Generation numbers never will be required information, because we
can always compute them. These numbers are really much more similar 
to other pack index information than anything else.

<aside>
Sometimes I wish we'd have general "depth" information for each
SHA1, which would be the maximum number of steps in the DAG to reach
a leaf. This way, if we want to do something like "git log
drivers/net/slip.c", we don't have to bother reading the majority
of trees that have a depth less than two. The depth can also be used
as a limiter for "contains" operations, where we want to see if
commit X contains commit Y: depth (X) has to be at least depth (Y).

However, any such notion, wether generation or depth or whatever
else we'll think of tomorrow, is something particular to a certain
implementation of git. It does not add anything to the information
we stored.
</aside>

I don't think my commit should have a different SHA1 from yours,
because your tree has a more generation numbers than mine.

The beauty and genius of GIT is that it just takes the minimum
amount of data needed to uniquely identify the information to be
stored, and stores that in a UNIQUE format. By allowing generation
numbers to either be present or absent, that's all broken.

It's like computing the SHA1 of compressed data: it doesn't depend
on the data we store, just about the particular representation we
choose.

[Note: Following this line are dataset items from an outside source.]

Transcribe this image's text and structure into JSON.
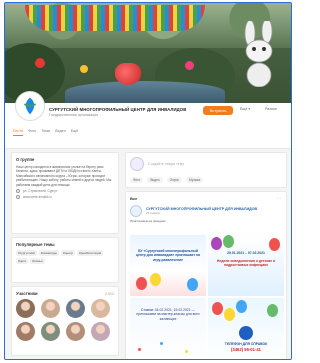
{
  "group": {
    "name": "СУРГУТСКИЙ МНОГОПРОФИЛЬНЫЙ ЦЕНТР ДЛЯ ИНВАЛИДОВ",
    "subtitle": "Государственная организация",
    "join_label": "Вступить",
    "header_links": [
      "Ещё ▾",
      "Разное"
    ]
  },
  "tabs": [
    "Лента",
    "Фото",
    "Темы",
    "Видео",
    "Ещё"
  ],
  "about": {
    "title": "О группе",
    "text": "Наш Центр находится в живописном уголке на берегу реки Кенинга, здесь проживают ДЕТИ и ЛЮДИ из всего Ханты-Мансийского автономного округа – Югры, которые проходят реабилитацию. Нашу заботу, работы семей и других людей. Мы работаем каждый день для помощи.",
    "address": "ул. Строителей, Сургут",
    "site": "www.centr-invalid.ru"
  },
  "topics": {
    "title": "Популярные темы",
    "tags": [
      "#сургутский",
      "#инвалиды",
      "#центр",
      "#реабилитация",
      "#дети",
      "#семья"
    ]
  },
  "members": {
    "title": "Участники",
    "count": "2 512",
    "avatar_colors": [
      "#8b6f5a",
      "#c9a98f",
      "#6b7a8c",
      "#d9b8a0",
      "#a07b66",
      "#7d8f7a",
      "#b38f7a",
      "#c4a7b5"
    ]
  },
  "composer": {
    "placeholder": "Создайте новую тему",
    "actions": [
      "Фото",
      "Видео",
      "Опрос",
      "Музыка"
    ]
  },
  "feed": {
    "label": "Все",
    "post": {
      "author": "СУРГУТСКИЙ МНОГОПРОФИЛЬНЫЙ ЦЕНТР ДЛЯ ИНВАЛИДОВ",
      "date": "25 января",
      "text": "Приглашаем на праздник"
    },
    "images": {
      "img1": "БУ «Сургутский многопрофильный центр для инвалидов» приглашает на игру-развлечение",
      "img2_date": "29.01.2021 – 07.02.2021",
      "img2_text": "Неделя осведомления о детских и подростковых инфекциях",
      "img3": "Ставим: 04.02.2021, 15.02.2021 — приглашаем на мастер-классы для всех желающих",
      "img4_label": "ТЕЛЕФОН ДЛЯ СПРАВОК",
      "img4_phone": "(3462) 55-01-41"
    }
  },
  "colors": {
    "accent": "#f07c1b",
    "link": "#2a64b0",
    "frame": "#2a6fd6"
  }
}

Fortunately we have done away with the first mistake.

So, if you're going to add generation numbers, there has to be a
flag day, after which generation numbers are required everywhere. 
Of course it would be possible to recognize "old style" commits 
and convert them on the fly, but that is true for pretty much 
any format change. However, adding redundant information seems 
like a poor excuse for having a flag day.

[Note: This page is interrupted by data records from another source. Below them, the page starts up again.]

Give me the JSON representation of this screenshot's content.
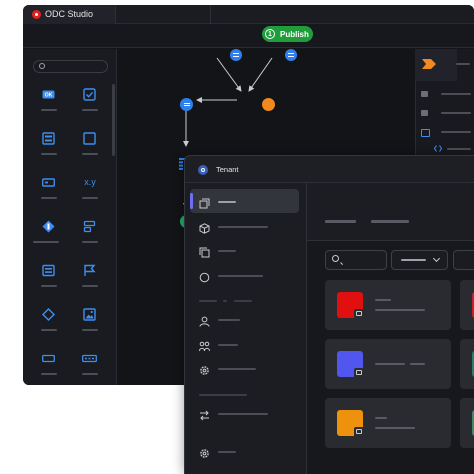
{
  "studio": {
    "title": "ODC Studio",
    "publish": {
      "badge": "1",
      "label": "Publish"
    },
    "toolbox": {
      "icons": [
        "ok-icon",
        "checkbox-icon",
        "form-icon",
        "container-icon",
        "input-icon",
        "expression-icon",
        "dropdown-icon",
        "layout-icon",
        "table-icon",
        "flag-icon",
        "if-icon",
        "image-icon",
        "input-field-icon",
        "button-group-icon"
      ],
      "expression_glyph": "x.y",
      "ok_glyph": "OK"
    }
  },
  "tenant": {
    "title": "Tenant"
  },
  "colors": {
    "publish": "#1f9d3a",
    "accent_blue": "#3d8ef0",
    "flow_orange": "#f08a1e",
    "flow_green": "#1fb36a",
    "nav_active": "#6e6ef5",
    "tile_red": "#e01010",
    "tile_blue": "#5156ee",
    "tile_orange": "#ee920d"
  }
}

Storing generation data in pack indices on the other hand makes
perfect sense: when we generate these indices, we do complete
traversals and have all required information trivially at hand.  We
can never have that many loose objects, so lack of generation
information there isn't a big deal. By storing generation information
in the index, we can be sure it is consistent with the data contained
in the pack, so there are no cache invalidation issues.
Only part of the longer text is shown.